Direction: Undecided. With AUTH_SECRET removed, a botched service-token rotation has no admin shim. Need a documented recovery path before this becomes load-bearing.
Candidates: dashboard-side service-token recreate (probably enough for a personal brain); a separate emergency token bound to a stricter Access policy; or a wrangler-only admin route gated on direct-invoke (no Access).
Direction: Captures-only. Memex is the capture-side surface (raw, in-the-moment thoughts from voice, CLI, agents); Obsidian is the canonical long-term vault (synthesized, edited, organized). The two are complementary, not parallel. The AI reads and writes only memex captures — it does not see vault content.

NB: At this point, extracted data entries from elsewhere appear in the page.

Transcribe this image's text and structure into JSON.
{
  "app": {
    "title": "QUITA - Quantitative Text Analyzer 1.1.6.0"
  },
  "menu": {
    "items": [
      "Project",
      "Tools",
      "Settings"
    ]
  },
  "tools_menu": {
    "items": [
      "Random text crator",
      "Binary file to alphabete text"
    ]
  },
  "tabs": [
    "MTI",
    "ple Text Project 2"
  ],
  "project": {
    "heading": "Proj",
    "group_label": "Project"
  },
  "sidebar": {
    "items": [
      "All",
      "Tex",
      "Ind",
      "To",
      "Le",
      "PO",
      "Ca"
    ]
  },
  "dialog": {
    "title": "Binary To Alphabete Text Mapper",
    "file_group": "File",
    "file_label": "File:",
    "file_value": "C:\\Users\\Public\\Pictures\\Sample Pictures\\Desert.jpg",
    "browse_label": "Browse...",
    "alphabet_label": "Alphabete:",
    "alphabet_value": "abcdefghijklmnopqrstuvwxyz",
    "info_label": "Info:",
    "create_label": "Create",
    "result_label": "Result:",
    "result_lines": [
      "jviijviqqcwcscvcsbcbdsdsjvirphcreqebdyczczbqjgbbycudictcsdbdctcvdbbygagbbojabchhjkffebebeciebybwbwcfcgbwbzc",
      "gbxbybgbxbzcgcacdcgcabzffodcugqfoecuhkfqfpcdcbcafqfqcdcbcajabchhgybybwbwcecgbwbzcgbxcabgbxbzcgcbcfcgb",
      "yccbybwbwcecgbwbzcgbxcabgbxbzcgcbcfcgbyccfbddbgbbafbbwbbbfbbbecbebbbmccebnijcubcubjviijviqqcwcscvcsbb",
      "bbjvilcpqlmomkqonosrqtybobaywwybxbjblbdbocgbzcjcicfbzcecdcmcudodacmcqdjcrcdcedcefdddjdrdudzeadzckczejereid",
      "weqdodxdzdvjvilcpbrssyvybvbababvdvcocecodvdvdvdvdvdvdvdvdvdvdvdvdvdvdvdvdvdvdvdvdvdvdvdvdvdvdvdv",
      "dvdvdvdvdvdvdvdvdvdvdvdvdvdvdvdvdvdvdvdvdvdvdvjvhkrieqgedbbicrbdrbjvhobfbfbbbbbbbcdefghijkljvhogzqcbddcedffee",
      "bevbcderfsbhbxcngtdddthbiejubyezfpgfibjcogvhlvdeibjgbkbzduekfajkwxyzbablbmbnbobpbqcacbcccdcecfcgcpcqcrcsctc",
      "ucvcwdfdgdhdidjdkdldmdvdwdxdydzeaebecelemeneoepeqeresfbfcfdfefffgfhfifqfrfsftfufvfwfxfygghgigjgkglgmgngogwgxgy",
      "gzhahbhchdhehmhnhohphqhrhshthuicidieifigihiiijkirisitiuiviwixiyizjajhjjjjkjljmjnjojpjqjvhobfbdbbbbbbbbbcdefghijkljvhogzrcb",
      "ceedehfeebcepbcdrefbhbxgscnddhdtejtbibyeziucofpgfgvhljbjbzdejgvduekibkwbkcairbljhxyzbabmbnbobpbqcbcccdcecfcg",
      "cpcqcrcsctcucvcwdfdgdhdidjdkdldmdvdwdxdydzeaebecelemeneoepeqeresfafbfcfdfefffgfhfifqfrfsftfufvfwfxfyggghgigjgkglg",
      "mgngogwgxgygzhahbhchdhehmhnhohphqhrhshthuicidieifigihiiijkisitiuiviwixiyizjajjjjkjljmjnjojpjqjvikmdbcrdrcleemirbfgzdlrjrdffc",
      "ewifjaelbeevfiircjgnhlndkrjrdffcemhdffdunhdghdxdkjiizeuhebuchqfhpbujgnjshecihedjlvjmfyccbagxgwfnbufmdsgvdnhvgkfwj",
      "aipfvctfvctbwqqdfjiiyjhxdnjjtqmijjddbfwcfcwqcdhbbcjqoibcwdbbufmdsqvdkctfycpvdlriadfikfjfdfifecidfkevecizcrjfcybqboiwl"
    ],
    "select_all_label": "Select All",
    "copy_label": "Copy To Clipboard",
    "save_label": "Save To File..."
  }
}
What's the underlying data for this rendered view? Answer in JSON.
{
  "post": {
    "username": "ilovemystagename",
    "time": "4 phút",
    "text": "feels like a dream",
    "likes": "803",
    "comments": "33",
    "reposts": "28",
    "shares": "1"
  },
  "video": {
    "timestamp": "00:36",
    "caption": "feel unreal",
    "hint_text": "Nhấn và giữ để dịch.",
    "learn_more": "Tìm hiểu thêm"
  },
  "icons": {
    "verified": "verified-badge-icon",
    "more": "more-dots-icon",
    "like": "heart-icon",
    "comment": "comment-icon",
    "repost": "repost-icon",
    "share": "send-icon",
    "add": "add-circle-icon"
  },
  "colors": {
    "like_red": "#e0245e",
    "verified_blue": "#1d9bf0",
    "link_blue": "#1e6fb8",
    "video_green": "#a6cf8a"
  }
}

Why: capture is for raw; vault is for synthesized. Letting the AI reason over draft/synthesized vault notes mixed with raw captures pollutes both: search results become noisy, and enrichment vocabulary drifts toward whatever ad-hoc tagging exists in the vault rather than converging on the capture corpus's own ontology. Keeping the corpus to captures-only also keeps the trust boundary simple — one source of truth for the AI, with a clear human-in-the-loop step (manual promotion to vault) for anything load-bearing.
To validate during prototype:
- Does "captures-only" feel too narrow once the corpus grows? (i.e. do useful answers actually live in the vault that the AI can't reach?)
- Is there a lightweight promotion workflow that doesn't blur the boundary? Manual copy works today; build something only if rate-of-promotion justifies it.
Would reconsider if: repeated searches return shallow capture-only results when the answer demonstrably lives in a vault note, and a read-only vault-import path can be added without polluting the enrichment vocabulary (e.g. separate source: "vault" namespace + tag-isolated retrieval).